Now we’ll create the Gemini Embedding Model:

from langchain_google_genai import GoogleGenerativeAIEmbeddings
from dotenv import load_dotenv
import os

load_dotenv()

embedding_model = GoogleGenerativeAIEmbeddings(
    model="models/embedding-001",
    google_api_key=os.getenv("GOOGLE_API_KEY")
)

This embedding model will convert each document into numeric vector form so it can be stored and compared in the vector database.

Step 4: Building the Vector Store (ChromaDB)

Now, let’s store and index these embeddings in ChromaDB:

from langchain_community.vectorstores import Chroma

vectorstore = Chroma.from_documents(
    documents=documents,
    embedding=embedding_model,
    collection_name="my_collection"
)

Here’s what’s happening:

Each document is converted to a high-dimensional vector.
The vectors are stored in Chroma under the collection my_collection.

Step 5: Creating the Retriever

We now turn our vector store into a retriever:

retriever = vectorstore.as_retriever(search_kwargs={"k": 2})

This means that for each query, the retriever will return the top 2 most similar documents based on cosine similarity.

Step 6: Querying the Retriever

Now, let’s see it in action:

query = "What does Chroma do?"
retrieved_docs = retriever.get_relevant_documents(query)

for i, doc in enumerate(retrieved_docs, 1):
    print(f"Document {i}: {doc.page_content}\n")

Output might look like:

Document 1: Chroma is a vector database optimized for LLM-based search.

Document 2: Embeddings convert text into high-dimensional vectors.

This shows the retriever found and ranked the most relevant chunks for your query all powered by Gemini embeddings.

Step 7: Combine Retriever with an LLM

To create a full RAG pipeline, you can feed these retrieved documents to a Gemini chat model:

from langchain.chains import RetrievalQA
from langchain_google_genai import ChatGoogleGenerativeAI

llm = ChatGoogleGenerativeAI(model="gemini-2.5-flash", api_key=os.getenv("GOOGLE_API_KEY"))
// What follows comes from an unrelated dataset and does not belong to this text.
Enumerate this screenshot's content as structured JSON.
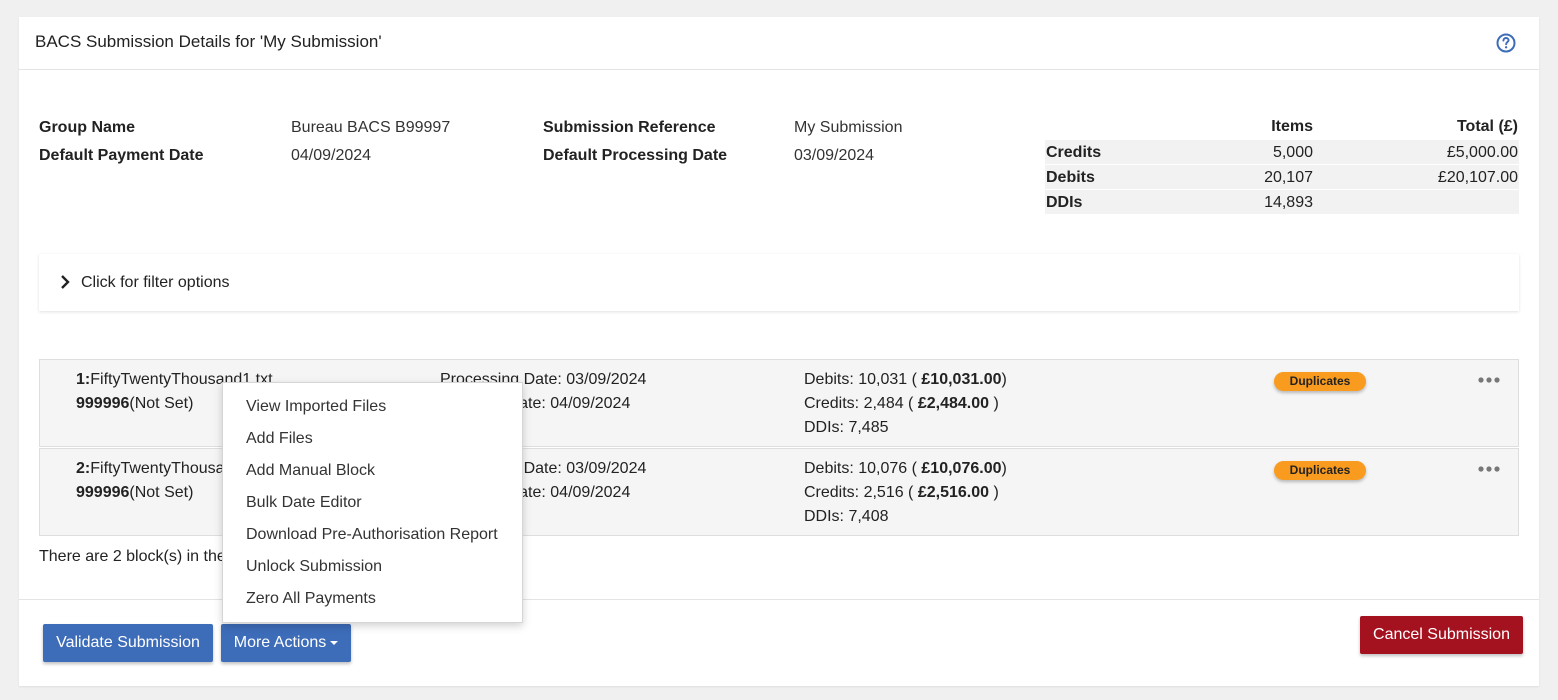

qa_chain = RetrievalQA.from_chain_type(
    llm=llm,
    retriever=retriever
)

response = qa_chain.invoke({"query": "What is Chroma in LangChain?"})
print(response["result"])

Now the model doesn’t just “guess” it retrieves and then reasons over your actual data.

Output might look like:

Based on the provided context:

*   **Chroma** is a vector database optimized for LLM-based search.
*   **LangChain** helps developers build LLM applications easily.

The provided context does not specify what Chroma is *in* LangChain, or how they are directly related within the LangChain framework.

Common Mistakes to Avoid

Forgetting to load your (.env) file (load_dotenv) is essential)
Using mismatched embedding and vectorstore dimensions
Forgetting to call .as_retriever() before querying

Conclusion

You’ve just built a working Retriever system using:

LangChain for orchestration
Gemini embeddings for representation
ChromaDB for efficient search

Retrievers are the backbone of any intelligent, data-aware AI application.
From here, you can experiment with:

Multi-query retrievers
Context compression
Document chunking and metadata filtering

Together, LangChain and Gemini make RAG systems simpler, faster, and smarter.